Épilogue
Avec tous ses kilos perdus, il ressemble
de nouveau au jeune homme qu’il était, le grand échalas à lunettes
aux airs d’oiseau de proie. Sauf qu’il a une moitié de siècle en
plus sur ses épaules et que des lambeaux de peau pendent sous son
menton comme du linge à sécher. Sauf, surtout, qu’il ne cesse de se
ménager. Il quitte précipitamment les déjeuners pour aller
« piquer un roupillon » et même s’il a encore de l’allant
marche souvent à pas comptés, comme un futur petit vieux.
Il y a quelque chose de crépusculaire en
lui qui était, il n’y a pas si longtemps, la joie de vivre en
personne. Parfois, il semble comme anéanti par sa propre déchéance.
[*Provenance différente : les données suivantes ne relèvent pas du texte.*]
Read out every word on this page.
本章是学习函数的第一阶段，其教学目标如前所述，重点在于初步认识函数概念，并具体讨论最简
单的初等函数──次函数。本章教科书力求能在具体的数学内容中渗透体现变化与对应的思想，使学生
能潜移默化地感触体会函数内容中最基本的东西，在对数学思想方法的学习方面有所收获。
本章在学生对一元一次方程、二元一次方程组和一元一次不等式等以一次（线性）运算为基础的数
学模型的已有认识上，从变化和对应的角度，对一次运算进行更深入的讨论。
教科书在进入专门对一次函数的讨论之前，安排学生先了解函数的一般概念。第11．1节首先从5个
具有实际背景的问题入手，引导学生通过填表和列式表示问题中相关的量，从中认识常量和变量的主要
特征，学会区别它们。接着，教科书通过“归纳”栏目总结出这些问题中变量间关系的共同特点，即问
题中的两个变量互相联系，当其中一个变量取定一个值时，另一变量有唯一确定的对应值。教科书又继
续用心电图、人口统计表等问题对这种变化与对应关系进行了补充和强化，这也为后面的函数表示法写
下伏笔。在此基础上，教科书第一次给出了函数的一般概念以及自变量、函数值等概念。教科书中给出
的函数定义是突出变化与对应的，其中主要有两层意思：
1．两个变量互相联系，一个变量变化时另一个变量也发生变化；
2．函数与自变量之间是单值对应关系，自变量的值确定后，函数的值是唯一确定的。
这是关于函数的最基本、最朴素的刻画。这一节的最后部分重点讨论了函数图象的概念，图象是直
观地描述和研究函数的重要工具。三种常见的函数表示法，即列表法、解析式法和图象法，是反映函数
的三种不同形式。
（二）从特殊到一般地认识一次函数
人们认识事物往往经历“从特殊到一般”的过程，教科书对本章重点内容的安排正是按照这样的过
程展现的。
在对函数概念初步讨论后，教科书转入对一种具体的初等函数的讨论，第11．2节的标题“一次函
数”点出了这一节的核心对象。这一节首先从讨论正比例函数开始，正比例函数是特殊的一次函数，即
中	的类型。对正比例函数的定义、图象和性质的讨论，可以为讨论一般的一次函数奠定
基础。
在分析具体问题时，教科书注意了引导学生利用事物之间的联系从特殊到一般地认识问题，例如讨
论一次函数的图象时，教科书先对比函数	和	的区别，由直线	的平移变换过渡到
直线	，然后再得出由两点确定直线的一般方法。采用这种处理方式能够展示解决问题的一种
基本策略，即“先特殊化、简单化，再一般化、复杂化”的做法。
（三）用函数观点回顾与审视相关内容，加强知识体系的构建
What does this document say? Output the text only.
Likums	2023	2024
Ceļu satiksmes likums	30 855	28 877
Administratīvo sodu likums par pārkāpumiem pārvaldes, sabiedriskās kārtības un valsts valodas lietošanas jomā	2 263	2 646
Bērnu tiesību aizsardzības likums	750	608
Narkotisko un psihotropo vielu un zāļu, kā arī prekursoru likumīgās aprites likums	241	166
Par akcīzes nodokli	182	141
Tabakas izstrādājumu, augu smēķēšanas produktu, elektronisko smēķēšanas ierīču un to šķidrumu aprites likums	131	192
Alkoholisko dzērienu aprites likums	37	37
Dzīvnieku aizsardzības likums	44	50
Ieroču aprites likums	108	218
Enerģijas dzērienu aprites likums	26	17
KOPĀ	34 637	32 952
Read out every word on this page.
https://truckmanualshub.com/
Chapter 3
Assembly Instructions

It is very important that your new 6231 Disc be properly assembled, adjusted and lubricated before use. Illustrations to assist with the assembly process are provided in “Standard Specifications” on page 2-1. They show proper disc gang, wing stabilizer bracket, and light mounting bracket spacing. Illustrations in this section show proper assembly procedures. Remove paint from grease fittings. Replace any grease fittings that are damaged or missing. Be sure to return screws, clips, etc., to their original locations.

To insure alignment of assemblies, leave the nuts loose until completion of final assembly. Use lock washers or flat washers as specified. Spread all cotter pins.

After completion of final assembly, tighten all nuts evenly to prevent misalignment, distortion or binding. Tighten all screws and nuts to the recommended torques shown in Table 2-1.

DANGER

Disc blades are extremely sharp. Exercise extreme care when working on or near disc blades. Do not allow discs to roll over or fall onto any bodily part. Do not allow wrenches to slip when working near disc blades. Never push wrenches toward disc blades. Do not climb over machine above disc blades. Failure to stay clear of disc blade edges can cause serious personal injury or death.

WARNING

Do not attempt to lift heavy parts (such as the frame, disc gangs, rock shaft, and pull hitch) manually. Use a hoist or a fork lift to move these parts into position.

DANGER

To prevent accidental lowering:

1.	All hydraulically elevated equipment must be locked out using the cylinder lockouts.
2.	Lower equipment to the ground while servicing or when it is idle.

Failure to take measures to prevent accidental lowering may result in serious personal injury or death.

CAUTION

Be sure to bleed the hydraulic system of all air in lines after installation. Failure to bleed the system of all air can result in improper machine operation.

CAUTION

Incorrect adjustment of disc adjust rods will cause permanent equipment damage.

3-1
C’est peut-être pourquoi il va plus souvent à la messe qui est
toujours pour lui « un moment de bonheur où l’on rentre un peu
en soi pour essayer de se retrouver ».
À soixante-treize ans, Jacques Chirac ne
s’est pas retrouvé. Il eût déjà fallu qu’il se fût trouvé. Il a
passé sa vie à se fuir, comme quelqu’un qui, dans son enfance,
aurait subi un grand traumatisme psychologique. C’est au demeurant
la thèse de Valéry Giscard d’Estaing qui, pour l’avoir beaucoup
fréquenté, imagine qu’il a pu se passer quelque chose dans le
cercle de famille à trois que ce fils unique formait avec une mère
toute dévouée et un père très coureur. Si tel fut le cas, c’est
encore un secret avec lequel il mourra.
Cet homme est « très gardé »,
pour reprendre une formule de Philippe Seguin. Sur son tableau de
chasse, ils sont dix, comme les dix petits nègres. Sans parler de
tous ses lieutenants pressés comme des citrons et jetés comme des
pelures quand il n’en avait plus l’usage.
Hormis Dominique de Villepin, un
homme qui, comme Fouché jadis, sait créer, autour du prince, une
« terreur factice » ou supposée de « dangers
imaginaires[1] » pour parvenir à ses
fins en écartant qui bon lui semble. Jacques Chirac ne fait plus
peur, désormais.
Le jour où il acceptera de se retourner
pour regarder derrière lui, il apercevra des monceaux de cadavres,
à perte de vue. Telle est la fatalité du survivant. Encore que
celui-là n’est pas du genre à faire de quartier. À la guerre, il
aurait laissé ses blessés derrière lui. Il ne se serait pas non
plus embarrassé de prisonniers. S’il a une morale personnelle,
c’est bien celle du darwinisme : que le plus fort l’emporte,
surtout si c’est lui. Après ça, pas de pitié. Jadis, il aimait
citer un proverbe qu’il disait oriental mais qui était sans doute
de son invention : « Rien ne sert de blesser le chat dont
on veut se débarrasser, il faut le tuer. » Cet exécuteur
professionnel laissera cependant derrière lui une droite en état de
marche, avec au moins deux héritiers : Nicolas Sarkozy. Ce
n’est pas rien.
Pour le reste, que restera-t-il de
lui ? Son musée des Arts premiers et quelques grands discours.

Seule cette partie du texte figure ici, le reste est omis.